Buna göre dilekçeniz ve eklerinin incelenmesi neticesinde; Emlak GYO ile şirketiniz arasında yapılan …………….. tarihli “Hasılat Paylaşımı” sözleşmesi ile Emlak GYO tarafından yapılan arsa satışına karşılık olarak şirketiniz tarafından üretilecek konutların satışından elde edilecek hasılatın sözleşmede belirtilen oranlar dahilinde taraflar arasında paylaşılacağı anlaşılmaktadır. Buna göre, şirketinizce her ne kadar Emlak GYO tarafından yapılan arsa satışında, inşa edilen bağımsız bölümler yerine bunların satışından elde edilen hasılattan pay alınmış olsa da aslında yapılan işin “arsa karşılığı inşaat” olarak değerlendirilmesi gerekir.  


Diğer taraftan, 01.01.2002 tarihinden geçerli olmak üzere yürürlüğe giren 492 Sayılı Harçlar Kanunu’nun 4751 sayılı Kanunla değişik 63. maddesinde, “Kanunda sözü edilen “kayıtlı değer” veya “emlak vergisi değeri” deyiminin; 1319 Sayılı Emlak Vergisi Kanunu’nun 29. maddesine göre belirlenen vergi değerini ifade ettiği; Kural olarak Tapu ve kadastro harcının, vergi değeri ile mükellef tarafından beyan edilmiş olan değerlerden yüksek olanı üzerinden hesaplanacağı, mükelleflerin vergi değerinden daha düşük beyanda bulunmaları halinde ise söz konusu harcın hesabında vergi değeri esas alınacağı hüküm altına alınmıştır. 


Buna göre, öncelikle Emlak GYO’ nun aktifinde kayıtlı olup inşaat yapılmak üzere firmanıza devredilen arsanın firmanıza teslimi Katma Değer Vergisine tabi olup söz konusu fatura arsanın sahibi olan Emlak GYO tarafından düzenlenecektir. 

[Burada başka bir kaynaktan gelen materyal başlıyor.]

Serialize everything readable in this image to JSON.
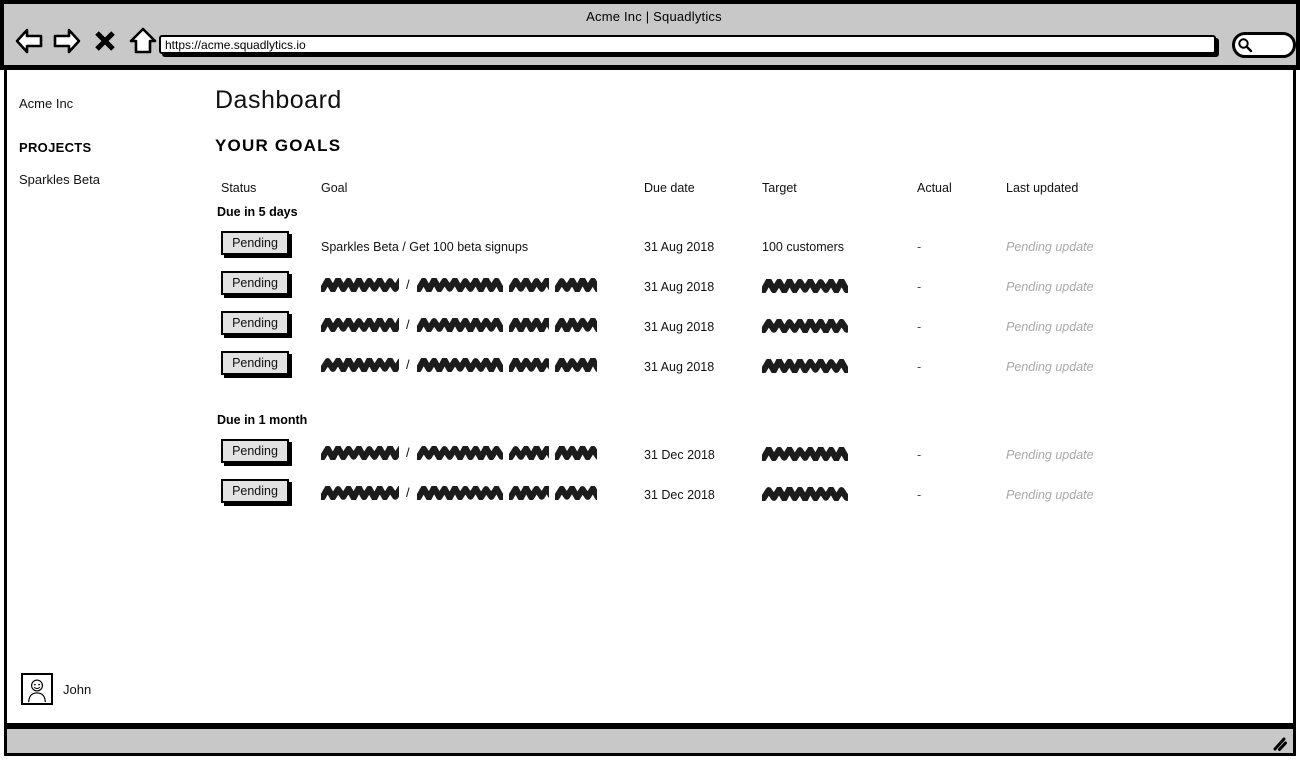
{
  "window": {
    "title": "Acme Inc | Squadlytics",
    "url": "https://acme.squadlytics.io",
    "nav": {
      "back_icon": "back-arrow-icon",
      "forward_icon": "forward-arrow-icon",
      "stop_icon": "close-x-icon",
      "home_icon": "home-icon",
      "search_icon": "search-icon",
      "resize_icon": "resize-grip-icon"
    }
  },
  "sidebar": {
    "org": "Acme Inc",
    "section_label": "PROJECTS",
    "projects": [
      "Sparkles Beta"
    ],
    "user": {
      "name": "John",
      "avatar_icon": "user-avatar-icon"
    }
  },
  "main": {
    "page_title": "Dashboard",
    "section_title": "YOUR GOALS",
    "columns": [
      "Status",
      "Goal",
      "Due date",
      "Target",
      "Actual",
      "Last updated"
    ],
    "groups": [
      {
        "label": "Due in 5 days",
        "rows": [
          {
            "status": "Pending",
            "goal": "Sparkles Beta / Get 100 beta signups",
            "goal_redacted": false,
            "due_date": "31 Aug 2018",
            "target": "100 customers",
            "target_redacted": false,
            "actual": "-",
            "last_updated": "Pending update"
          },
          {
            "status": "Pending",
            "goal": "",
            "goal_redacted": true,
            "due_date": "31 Aug 2018",
            "target": "",
            "target_redacted": true,
            "actual": "-",
            "last_updated": "Pending update"
          },
          {
            "status": "Pending",
            "goal": "",
            "goal_redacted": true,
            "due_date": "31 Aug 2018",
            "target": "",
            "target_redacted": true,
            "actual": "-",
            "last_updated": "Pending update"
          },
          {
            "status": "Pending",
            "goal": "",
            "goal_redacted": true,
            "due_date": "31 Aug 2018",
            "target": "",
            "target_redacted": true,
            "actual": "-",
            "last_updated": "Pending update"
          }
        ]
      },
      {
        "label": "Due in 1 month",
        "rows": [
          {
            "status": "Pending",
            "goal": "",
            "goal_redacted": true,
            "due_date": "31 Dec 2018",
            "target": "",
            "target_redacted": true,
            "actual": "-",
            "last_updated": "Pending update"
          },
          {
            "status": "Pending",
            "goal": "",
            "goal_redacted": true,
            "due_date": "31 Dec 2018",
            "target": "",
            "target_redacted": true,
            "actual": "-",
            "last_updated": "Pending update"
          }
        ]
      }
    ]
  },
  "colors": {
    "chrome": "#c8c8c8",
    "ink": "#000000",
    "button_fill": "#e2e2e2",
    "muted": "#a9a9a9"
  }
}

Diğer taraftan İnşaatlar devam etmekte iken özel sözleşme veya satış vaadi ile veya arsa payı üzerinden (kat irtifaklı arsa tapusu üzerinden) yapılan satışlarda bir teslim veya hizmet mevcut olmadığından alınan bedeller ise avans niteliği taşıdığından fatura düzenlenmesine gerek  olmayıp kayıtlara avans olarak intikal ettirilmesi, bu yerlerin tapuya tescil ettirildiği tarihte veya tapuya tescilden önce hak sahiplerinin kullanımına tahsis edilmesi durumunda ise tahsis edildiği tarihteki gerçek satış bedelinin tamamı üzerinden Emlak GYO tarafından KDV’sini de içerecek faturanın düzenlenmesi gerekmektedir. Ayrıca yapısız iken yapılı hale getirmeye yönelik cins değişikliği için Harçlar Kanuna ekli (4) sayılı Tarifenin 13.a Pozisyonu uyarınca, harç ödenmesi gerekmektedir. 

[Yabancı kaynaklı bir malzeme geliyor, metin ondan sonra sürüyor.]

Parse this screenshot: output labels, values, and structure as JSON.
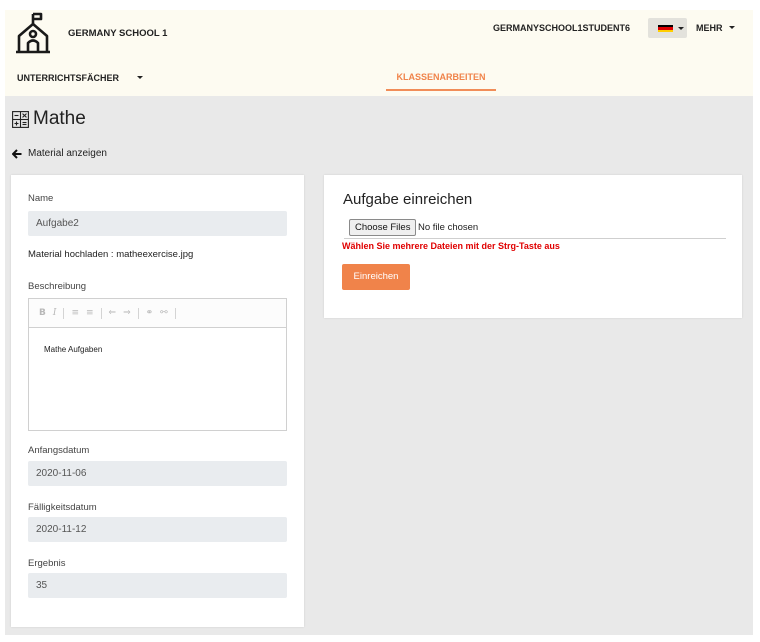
{
  "header": {
    "school_name": "GERMANY SCHOOL 1",
    "user_name": "GERMANYSCHOOL1STUDENT6",
    "more_label": "MEHR",
    "subjects_label": "UNTERRICHTSFÄCHER",
    "active_tab": "KLASSENARBEITEN",
    "flag_colors": [
      "#000000",
      "#dd0000",
      "#ffce00"
    ]
  },
  "page": {
    "title": "Mathe",
    "back_label": "Material anzeigen"
  },
  "details": {
    "name_label": "Name",
    "name_value": "Aufgabe2",
    "upload_text": "Material hochladen : matheexercise.jpg",
    "description_label": "Beschreibung",
    "editor_toolbar": [
      "B",
      "I",
      "ordered-list-icon",
      "bullet-list-icon",
      "outdent-icon",
      "indent-icon",
      "link-icon",
      "unlink-icon"
    ],
    "description_value": "Mathe Aufgaben",
    "start_label": "Anfangsdatum",
    "start_value": "2020-11-06",
    "due_label": "Fälligkeitsdatum",
    "due_value": "2020-11-12",
    "result_label": "Ergebnis",
    "result_value": "35"
  },
  "submission": {
    "title": "Aufgabe einreichen",
    "choose_files_label": "Choose Files",
    "no_file_text": "No file chosen",
    "hint": "Wählen Sie mehrere Dateien mit der Strg-Taste aus",
    "submit_label": "Einreichen",
    "accent_color": "#f0834a"
  }
}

Yukarıda bahsedilen hükümlere göre, Emlak GYO adına yapılacak olan gayrimenkul satışlarında tapu harcının, 492 sayılı Harçlar Kanununun 63 üncü maddesi uyarınca, gayrimenkulün beyan edilen devir ve iktisap bedelinden az olmamak üzere satışın yapıldığı tarihteki emlak vergisi değeri ile gerçek satış bedelinin kıyaslanması suretiyle bunlardan yüksek olanı üzerinden tahsil edileceği tabiidir. 


“Gelir Paylaşıma Esası” na göre başkasının arsası üzerine inşaat yapanlarca tüm konutların inşası için yapmış oldukları harcamalarla, arsa bedelinin toplamı inşaatın toplam maliyeti vermektedir. Bu itibarla, şirketiniz tarafından başkasının arsası üzerine yapılan dairelerin inşası tamamen bitirilmediği müddetçe inşaat maliyeti oluşmayacağından inşaatın devamı sırasında yapılan satışlar karşılığında alınan tutarlar avans olarak değerlendirilecek ve bu satışlar nedeniyle kar/zarar beyan edilmesi söz konusu olmayacaktır. 


Ancak, şirketinizce Emlak GYO’ya teslim edilecek konutlara ilişkin olarak; inşaatın tamamen bitirildiği yıl her bağımsız bölüm veya dairenin maliyet bedeli bulunarak, bulunan birim maliyetlerinden hareketle inşaatın toplam maliyeti (arsa bedeli dahil) hesaplanacak ve gelir paylaşımı kapsamında alınan hasılatı da içeren fatura düzenlenecektir.”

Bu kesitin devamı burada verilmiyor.